Ryan nodded slowly. "He's acting off. Has been for weeks. I thought maybe you'd know what's going on."
Noah met his eyes. "Why would you think I'd know?"
"Because you live with him." Ryan's tone stayed calm, but his stare didn't waver. "And because whatever's wrong with him…it started after Emily."
Noah's stomach tightened.
Ryan waited a beat, then sighed and stepped back. "If he calls, tell him the coach wants him in the office tomorrow. No excuses."
"I'll tell him," Noah said, even though he knew he wouldn't.
Ryan half-smiled, a tired expression that didn't reach his eyes. "You look worse than he does, man. Get some sleep."
When Noah didn't answer, Ryan added softly, "Emily used to sit outside the cage during warm-ups. Said the sound of the bats made her calm. Funny, huh? The sound that drives everyone else crazy helped her breathe."
He left before Noah could reply.
That night the room felt smaller.
He kept the lights off and lay staring at the ceiling. The mark on the desk caught the glow of the streetlamp through the blinds. Every few minutes it seemed to shimmer again, pulsing faintly like before.
He tried covering his ears, but the hum found a way in soft, steady, impossible to place.
And this time, he wasn't sure it was in his head.
Somewhere on the other side of campus, Liam was driving toward whatever secret he'd been running from.
Somewhere else, Ryan was making a quiet decision that would change all of them.
But Noah didn't know any of that yet.
All he knew was that the sound wasn't stopping.
It was day again, the first light touched the window, Noah finally gave up on sleep.
The hum had faded into a dull memory, but the silence it left felt heavier than noise.
He packed his books mechanically, but when he reached for his phone, he paused.
Ryan had texted: Coach still wants Liam. If you hear anything, call me.
Noah stared at the message until the screen dimmed.

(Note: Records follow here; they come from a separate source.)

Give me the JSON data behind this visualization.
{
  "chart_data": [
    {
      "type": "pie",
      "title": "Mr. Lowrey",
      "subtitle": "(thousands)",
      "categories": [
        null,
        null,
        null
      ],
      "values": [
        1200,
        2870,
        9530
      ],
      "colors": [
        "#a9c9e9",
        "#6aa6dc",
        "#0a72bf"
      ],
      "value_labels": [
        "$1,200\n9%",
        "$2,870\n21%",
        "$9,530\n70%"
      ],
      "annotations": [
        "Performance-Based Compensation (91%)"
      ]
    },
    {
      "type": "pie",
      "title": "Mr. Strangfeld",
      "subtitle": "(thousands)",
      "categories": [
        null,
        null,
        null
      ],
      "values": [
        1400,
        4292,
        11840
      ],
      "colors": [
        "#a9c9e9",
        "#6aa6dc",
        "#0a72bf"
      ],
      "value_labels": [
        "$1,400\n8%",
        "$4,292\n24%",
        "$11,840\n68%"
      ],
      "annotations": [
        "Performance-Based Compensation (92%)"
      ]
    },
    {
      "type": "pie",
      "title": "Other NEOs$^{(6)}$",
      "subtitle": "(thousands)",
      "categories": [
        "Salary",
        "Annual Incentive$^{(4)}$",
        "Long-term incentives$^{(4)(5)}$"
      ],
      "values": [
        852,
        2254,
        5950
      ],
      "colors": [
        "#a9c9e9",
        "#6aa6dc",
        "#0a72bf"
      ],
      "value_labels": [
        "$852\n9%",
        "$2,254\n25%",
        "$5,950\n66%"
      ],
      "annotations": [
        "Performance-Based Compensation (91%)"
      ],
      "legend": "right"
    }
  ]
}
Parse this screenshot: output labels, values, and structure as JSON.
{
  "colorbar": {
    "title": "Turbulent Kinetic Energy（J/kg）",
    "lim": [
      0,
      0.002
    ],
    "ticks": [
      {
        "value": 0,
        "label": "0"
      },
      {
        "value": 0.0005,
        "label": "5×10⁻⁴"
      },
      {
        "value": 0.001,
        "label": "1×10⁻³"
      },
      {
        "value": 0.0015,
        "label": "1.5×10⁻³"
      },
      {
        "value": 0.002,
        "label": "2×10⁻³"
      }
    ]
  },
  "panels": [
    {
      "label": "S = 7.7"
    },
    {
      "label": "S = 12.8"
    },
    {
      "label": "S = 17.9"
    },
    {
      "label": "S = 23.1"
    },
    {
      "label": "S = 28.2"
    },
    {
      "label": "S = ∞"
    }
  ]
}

He wanted to tell someone everything.
He wanted to tell no one at all.
In the end, he did neither.
He just sat on the edge of his bed, listening to the faint buzz of the ceiling light and wondering if that was all the hum had ever been just electricity and fear.
But when he turned to leave, the mark on the desk caught the morning light again, glowing for the briefest second before fading back into wood.
He felt his heartbeat quicken.
And under it, faint but steady, he could still hear it.